BVI based creditor – Mighty River International Limited – challenged the validity of a “holding” deed of company arrangement (or a ‘holding DOCA’) approved by creditors of Australian miner Mesa Minerals Limited (Company). 

The administration process in Australia is deliberately focused on rescuing a company – the objectives of the administration process are expressly stated in the Corporations Act 2001 (Cth) (Act) as being to maximize the chances of the company, or as much as possible of its business, continuing in existence or, if that is not possible, to result in a better return for the company’s creditors and members than would result from an immediate winding up of the company.
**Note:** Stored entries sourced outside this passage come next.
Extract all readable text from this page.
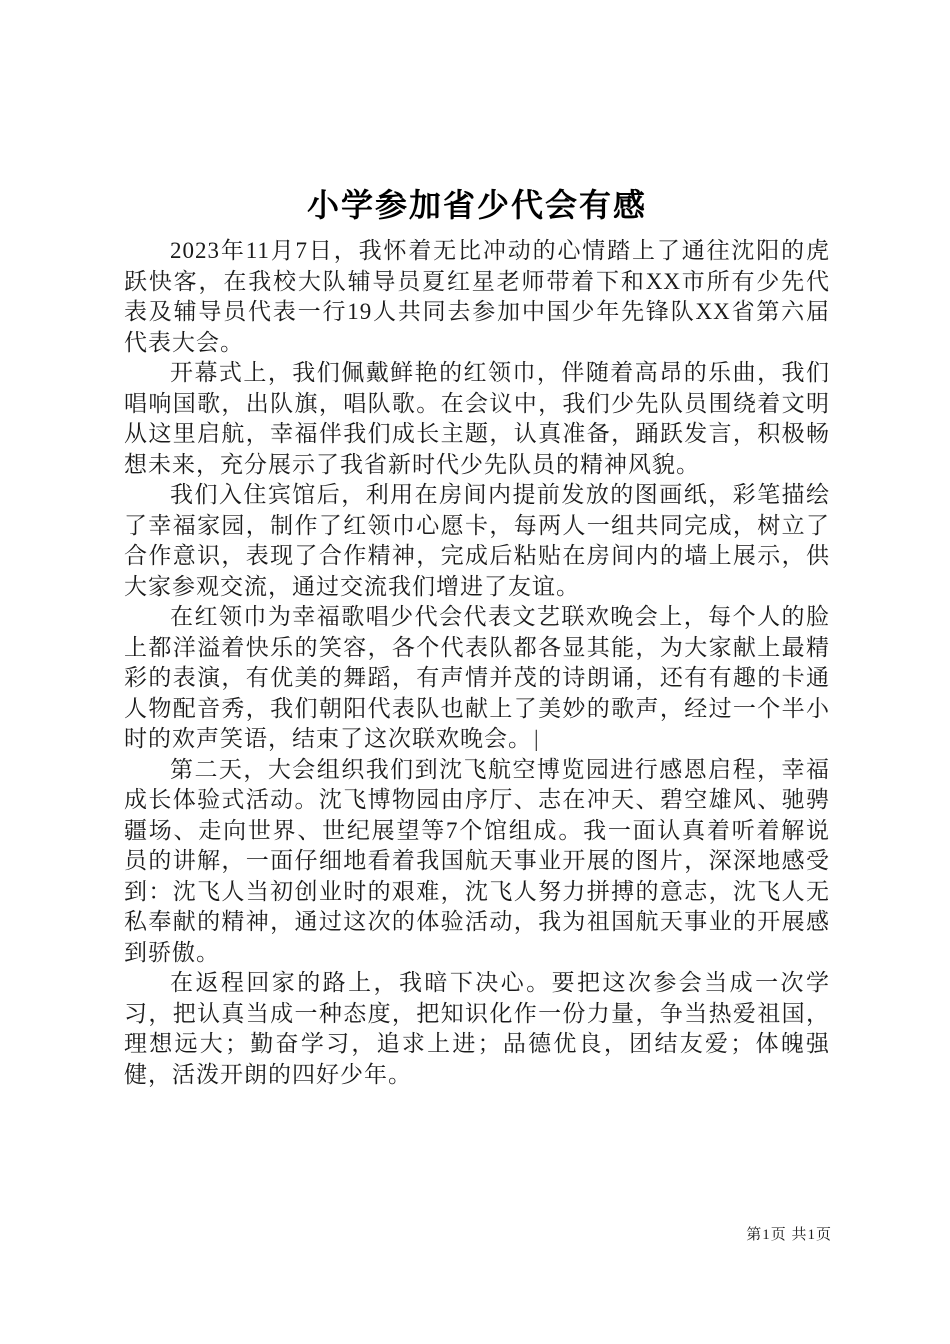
小学参加省少代会有感

2023年11月7日，我怀着无比冲动的心情踏上了通往沈阳的虎跃快客，在我校大队辅导员夏红星老师带着下和XX市所有少先代表及辅导员代表一行19人共同去参加中国少年先锋队XX省第六届代表大会。

开幕式上，我们佩戴鲜艳的红领巾，伴随着高昂的乐曲，我们唱响国歌，出队旗，唱队歌。在会议中，我们少先队员围绕着文明从这里启航，幸福伴我们成长主题，认真准备，踊跃发言，积极畅想未来，充分展示了我省新时代少先队员的精神风貌。

我们入住宾馆后，利用在房间内提前发放的图画纸，彩笔描绘了幸福家园，制作了红领巾心愿卡，每两人一组共同完成，树立了合作意识，表现了合作精神，完成后粘贴在房间内的墙上展示，供大家参观交流，通过交流我们增进了友谊。

在红领巾为幸福歌唱少代会代表文艺联欢晚会上，每个人的脸上都洋溢着快乐的笑容，各个代表队都各显其能，为大家献上最精彩的表演，有优美的舞蹈，有声情并茂的诗朗诵，还有有趣的卡通人物配音秀，我们朝阳代表队也献上了美妙的歌声，经过一个半小时的欢声笑语，结束了这次联欢晚会。|

第二天，大会组织我们到沈飞航空博览园进行感恩启程，幸福成长体验式活动。沈飞博物园由序厅、志在冲天、碧空雄风、驰骋疆场、走向世界、世纪展望等7个馆组成。我一面认真着听着解说员的讲解，一面仔细地看着我国航天事业开展的图片，深深地感受到：沈飞人当初创业时的艰难，沈飞人努力拼搏的意志，沈飞人无私奉献的精神，通过这次的体验活动，我为祖国航天事业的开展感到骄傲。

在返程回家的路上，我暗下决心。要把这次参会当成一次学习，把认真当成一种态度，把知识化作一份力量，争当热爱祖国，理想远大；勤奋学习，追求上进；品德优良，团结友爱；体魄强健，活泼开朗的四好少年。

第1页 共1页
The administrator has a short time (20 business days, generally speaking) (Convening Period) to investigate the affairs of the company and make a recommendation to creditors as to whether the company should (1) be handed back to directors, (2) enter into a DOCA or (3) be placed into liquidation.

The Convening Period may be extended by order of the Court.  The Court will only extend the Convening Period if it is satisfied that it is in the best interests of creditors to do so.

The holding DOCA is used in the industry to refer to a DOCA that provides for an extension of the moratorium on creditors’ rights (without obtaining a Court ordered extension) while the administrators continue to administer the company with a view to effecting a restructuring or finding some other solution that is better than liquidation.

The case before the High Court of Australia (High Court) concerned a challenge to a holding DOCA that, among other things:

  • was proposed for the purposes of providing “sufficient time for the Administrators to conduct further investigations…and to explore the possibility of a restructure or recapitalization”; and
  • provided that “there will be no property of the Company available for distribution to Creditors under [the holding DOCA].”

The holding DOCA was criticized for a number of reasons, including that:

  • it was a means of “sidestepping” the Court’s supervisory role in considering whether extensions of the convening period should be granted; and
  • it is a mandatory requirement under the Act that “some” property be available for distribution to creditors under s444A(4)(b).

The majority of the High Court held that the holding DOCA proposed by the administrators of the Company was consistent with the objectives of administration and therefore valid.

While the minority did not agree that the holding DOCA was a deed of company arrangement consistent with the Act, the High Court was in unanimous agreement that the statutory requirement for a DOCA to specify “the property of the company that is to be available to pay creditors” is not concerned to particularize the minimum assets available to meet creditors’ claims.

Takeaways

The decision of the High Court confirms that, under Australian law, holding DOCAs are an appropriate tool for administrators to effect a restructuring or recapitalization of a company.

This decision does not, however, relieve Administrators of their duties and obligations to obtain sufficient information in relation to the company so as to be in a position to recommend one of the three options available to creditors.  If an administrator has insufficient information to make a recommendation to creditors, the only possibility is for the administrator to apply to court to extend the convening period.